When Ariel Sharon first announced his intention to “disengage” unilaterally from Gaza and to dismantle four isolated settlements in the northern West Bank, many observers believed he was on his way to fulfilling their expectation that, sooner or later, he would transform himself into an Israeli De Gaulle and make the tough decisions that would finally end the Israeli– Palestinian conflict. Even those who were skeptical of the possibility of such a transformation, and believed that Sharon intended the Gaza withdrawal as leverage to gain international acceptance of Israel’s control over much of the West Bank, believed that a disengagement from Gaza would create a precedent that would lead to further withdrawals from the West Bank as well, for it would dispel the myth that any effort to dismantle settlements would drag the country into a civil war. For this reason, not only the Bush administration, which has found no measure taken by Sharon too outrageous to deserve American support, but also the European Union, the United Nations, and Russia (the other three members of the Quartet formed to oversee the implementation of the “road map”), as well as much of Israel’s left, welcomed Sharon’s initiative.

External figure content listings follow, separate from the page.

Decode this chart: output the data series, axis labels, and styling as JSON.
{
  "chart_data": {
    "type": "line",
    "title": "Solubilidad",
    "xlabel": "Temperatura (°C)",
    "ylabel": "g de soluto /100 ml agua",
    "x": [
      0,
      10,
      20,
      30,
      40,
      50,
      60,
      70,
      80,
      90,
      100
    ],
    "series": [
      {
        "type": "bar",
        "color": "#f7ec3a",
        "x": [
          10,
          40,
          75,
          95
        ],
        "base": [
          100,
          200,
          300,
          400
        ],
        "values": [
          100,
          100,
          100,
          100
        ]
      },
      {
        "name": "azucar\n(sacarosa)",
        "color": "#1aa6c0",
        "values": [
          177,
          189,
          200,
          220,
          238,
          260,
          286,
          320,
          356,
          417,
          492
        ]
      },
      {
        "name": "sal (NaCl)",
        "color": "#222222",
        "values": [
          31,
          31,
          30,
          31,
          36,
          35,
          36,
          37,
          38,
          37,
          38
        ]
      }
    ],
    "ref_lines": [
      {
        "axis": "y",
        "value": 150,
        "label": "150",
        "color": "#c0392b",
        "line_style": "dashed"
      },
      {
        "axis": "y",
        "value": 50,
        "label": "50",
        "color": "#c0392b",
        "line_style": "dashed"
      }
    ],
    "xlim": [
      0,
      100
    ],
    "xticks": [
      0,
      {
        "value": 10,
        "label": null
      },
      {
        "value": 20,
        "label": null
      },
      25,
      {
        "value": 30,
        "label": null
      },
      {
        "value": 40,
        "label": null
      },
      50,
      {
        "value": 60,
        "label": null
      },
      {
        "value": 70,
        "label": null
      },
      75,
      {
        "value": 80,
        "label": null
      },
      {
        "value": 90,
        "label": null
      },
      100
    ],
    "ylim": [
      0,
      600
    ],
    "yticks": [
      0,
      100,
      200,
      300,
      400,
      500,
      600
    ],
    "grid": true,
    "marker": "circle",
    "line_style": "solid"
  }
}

The perception that the principal architect of the settlement enterprise had been transformed into a crusader for their removal has been reinforced by an ever-widening breach between Sharon and much of his own ruling Likud Party—which overwhelmingly turned down his proposal for the Gaza disengagement in a referendum on May 2. The Likud Central Committee humiliated Sharon once again on July 31 by voting down his proposal to bring the Labor Party into the government to create a majority in his cabinet in support of the disengagement. On October 11, many in Sharon’s ruling party joined the political opposition in support of a pro forma motion repudiating the prime minister’s “state of the nation” speech marking the opening of the winter term of Israel’s parliament. It was the first time in Israel’s history that the Knesset voted to express no confidence in a prime minister’s opening address. Subsequently, on October 26, a clear majority of the Knesset voted to endorse Sharon’s plan, overriding the opposition to him within the Likud Party.
Sharon’s willingness to risk his premiership and to split his own party over the issue of the Gaza withdrawal has persuaded many in the most unlikely quarters that he has finally realized, in the words of an Economist editorial, that “he cannot erase the national dream of the Palestinians by force.”1 The Economist admonished “a world that has grown used to demonising Mr. Sharon” to wish “for his success.”
Similarly, Avraham Tal, an Israeli columnist, asked, “Will Sharon ever shed the demonic image that is attached to him? Even when he decides to take actions no one ever imagined him capable of, struggling valiantly against persistent forces in his own party trying to torpedo him, Sharon continues to be painted as a cunning politician who always cloaks his true intentions.”